Latest additions to the video library

Lo Fatal / Mortal by Rubén Dario

Marc Neys AKA Swoon‘s latest videopoem uses a translation of my own, so it’s entirely possible I’m prejudiced here, but I really like his choice of footage to accompany this century-old poem by the great Nicaraguan innovator of Modernismo. He also made a version in the original Spanish.

We each shared some notes about the poem and the film in a blog post. Quoting oneself is weird, but here’s what Marc wrote, in part:

I probably fell for the poem because of the outspoken naivety in lines like

for there’s no greater pain than the pain of being alive,
no affliction more severe than consciousness.

I wanted to steer away from easy or obvious choices in imagery but I also wanted the footage to be clean and simple (unremarkable almost), yet beautiful in their elusiveness.

In the editing process the starting point was the poem. I put different title blocks along the length of the soundtrack (without the presence of images). Only then I looked for appropriate footage (some of it is mine, others came from archives or videezy, videoblocks and mazwai) and adjusted them (pace and length) to make them fit the title blocks with the lines of the poem. The choice of font and placement of the text on the selected images was the last thing to do.

I still enjoy this way of composing.

Man & Dolphin / Mens & Dolfijn by Hans Faverey

As with yesterday’s film by Trevino Brings Plenty, this minimalist videopoem works because of the subject’s lack of response to a direct address, confounding the viewer’s expectations. The audio comes from a reading by the poet at Poetry International Rotterdam in 1977, and the video montage was made just last year by JW van Hemert, using footage from Conscience dauphins. Although the poem is mostly in Dutch, one can understand just enough of it to get the point.

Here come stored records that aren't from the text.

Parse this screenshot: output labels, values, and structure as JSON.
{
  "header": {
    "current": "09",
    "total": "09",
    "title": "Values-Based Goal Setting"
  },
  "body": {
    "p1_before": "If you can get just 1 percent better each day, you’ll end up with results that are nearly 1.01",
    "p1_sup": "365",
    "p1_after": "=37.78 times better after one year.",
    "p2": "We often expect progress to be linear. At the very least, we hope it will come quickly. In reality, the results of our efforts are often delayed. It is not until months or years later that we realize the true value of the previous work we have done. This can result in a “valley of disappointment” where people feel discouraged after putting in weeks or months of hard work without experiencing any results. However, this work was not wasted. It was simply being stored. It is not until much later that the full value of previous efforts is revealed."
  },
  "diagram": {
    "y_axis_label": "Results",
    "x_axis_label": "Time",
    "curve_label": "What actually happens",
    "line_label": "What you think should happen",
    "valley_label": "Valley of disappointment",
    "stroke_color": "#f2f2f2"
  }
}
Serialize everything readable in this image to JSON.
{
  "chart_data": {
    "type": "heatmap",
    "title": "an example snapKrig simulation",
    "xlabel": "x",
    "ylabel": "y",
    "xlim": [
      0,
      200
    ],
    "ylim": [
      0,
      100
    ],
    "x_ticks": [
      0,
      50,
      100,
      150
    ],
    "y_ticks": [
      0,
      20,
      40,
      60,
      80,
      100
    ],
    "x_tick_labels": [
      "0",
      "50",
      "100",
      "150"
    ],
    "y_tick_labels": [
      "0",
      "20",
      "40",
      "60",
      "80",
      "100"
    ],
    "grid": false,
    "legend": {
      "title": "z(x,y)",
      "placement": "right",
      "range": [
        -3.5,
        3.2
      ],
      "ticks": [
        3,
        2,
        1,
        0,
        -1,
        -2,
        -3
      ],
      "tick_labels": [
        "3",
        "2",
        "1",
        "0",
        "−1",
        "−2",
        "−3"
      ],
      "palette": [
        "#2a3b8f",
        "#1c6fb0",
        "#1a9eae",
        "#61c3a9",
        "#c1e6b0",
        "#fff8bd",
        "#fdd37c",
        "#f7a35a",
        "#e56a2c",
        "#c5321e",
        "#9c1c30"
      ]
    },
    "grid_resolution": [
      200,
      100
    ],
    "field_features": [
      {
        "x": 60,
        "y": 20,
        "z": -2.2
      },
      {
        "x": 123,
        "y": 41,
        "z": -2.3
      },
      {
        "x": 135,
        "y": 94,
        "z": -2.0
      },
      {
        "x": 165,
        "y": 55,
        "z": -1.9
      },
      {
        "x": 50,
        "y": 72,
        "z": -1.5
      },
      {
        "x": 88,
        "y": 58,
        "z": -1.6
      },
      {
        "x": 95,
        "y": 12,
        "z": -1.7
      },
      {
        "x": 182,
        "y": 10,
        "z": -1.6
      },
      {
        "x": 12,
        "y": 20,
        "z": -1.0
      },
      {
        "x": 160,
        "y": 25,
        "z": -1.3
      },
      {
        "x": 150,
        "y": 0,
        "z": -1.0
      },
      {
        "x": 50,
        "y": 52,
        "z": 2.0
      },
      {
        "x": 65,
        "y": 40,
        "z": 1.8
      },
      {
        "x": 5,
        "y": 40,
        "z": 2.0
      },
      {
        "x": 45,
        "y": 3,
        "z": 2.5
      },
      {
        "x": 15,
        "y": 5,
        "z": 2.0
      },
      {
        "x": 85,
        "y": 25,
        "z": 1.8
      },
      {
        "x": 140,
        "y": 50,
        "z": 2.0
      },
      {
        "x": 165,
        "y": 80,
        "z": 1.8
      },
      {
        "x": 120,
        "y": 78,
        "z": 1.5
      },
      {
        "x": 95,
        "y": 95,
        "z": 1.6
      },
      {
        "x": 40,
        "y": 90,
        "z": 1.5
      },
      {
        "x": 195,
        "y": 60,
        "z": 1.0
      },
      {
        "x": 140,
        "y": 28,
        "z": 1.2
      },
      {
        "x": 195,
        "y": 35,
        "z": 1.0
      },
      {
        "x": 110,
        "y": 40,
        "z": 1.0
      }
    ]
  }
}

Hans Faverey was—judging from the English translations of his poetry on the Poetry International Rotterdam website and at Words Without Borders—a great poet whose work deserves much more international exposure (I only heard of him last week, thanks to a tip from Willem Groenewegen on Facebook).

Indian Prince by Trevino L. Brings Plenty

Videopoetry minimalism done right. Trevino L. Brings Plenty wrote and directed, Myron Lameman and Sky Hopinka shot and edited, the voiceover is by Chenoa, and the actors are Chaz and Andy, say the credits.

Homeopathy by Nina Corwin

A film by Lori H. Ersolmaz using both voiceover and text-on-screen for the poem by the Chicago-based poet and therapist Nina Corwin. Ersolmaz found the poem at The Poetry Storehouse and the archival footage at Pond 5 and the Internet Archive.

Inimi / The Room by Jessie Kleemann

Swoon (Marc Neys) has been taking a “‘videopoem journey’ along the Northern countries” this year, with films based on poems from Finland, Iceland, Sweden, and Norway. This one took him to Greenland, as he describes in a recent blog post.

With Inimi (The Room) from Jessie Kleemann I found the perfect (spooky) poem to play around with. Her reading on Lyrikline in Greenlandic was an extra bonus for me. […]

I started with creating a soundscape around her reading; [SoundCloud link]

After that I was driven by the overall atmosphere of the language and the pace of her reading to look for footage by Jan Eerala again.
His images of an abandoned shed, a pink plastic bag in the wind and some shadowy puddles worked well in contrast (split screen) with the blue spooky footage I created earlier this year (playing around with software and public domain material)

This marriage of Greenland, Finland and Belgium works rather well, I think.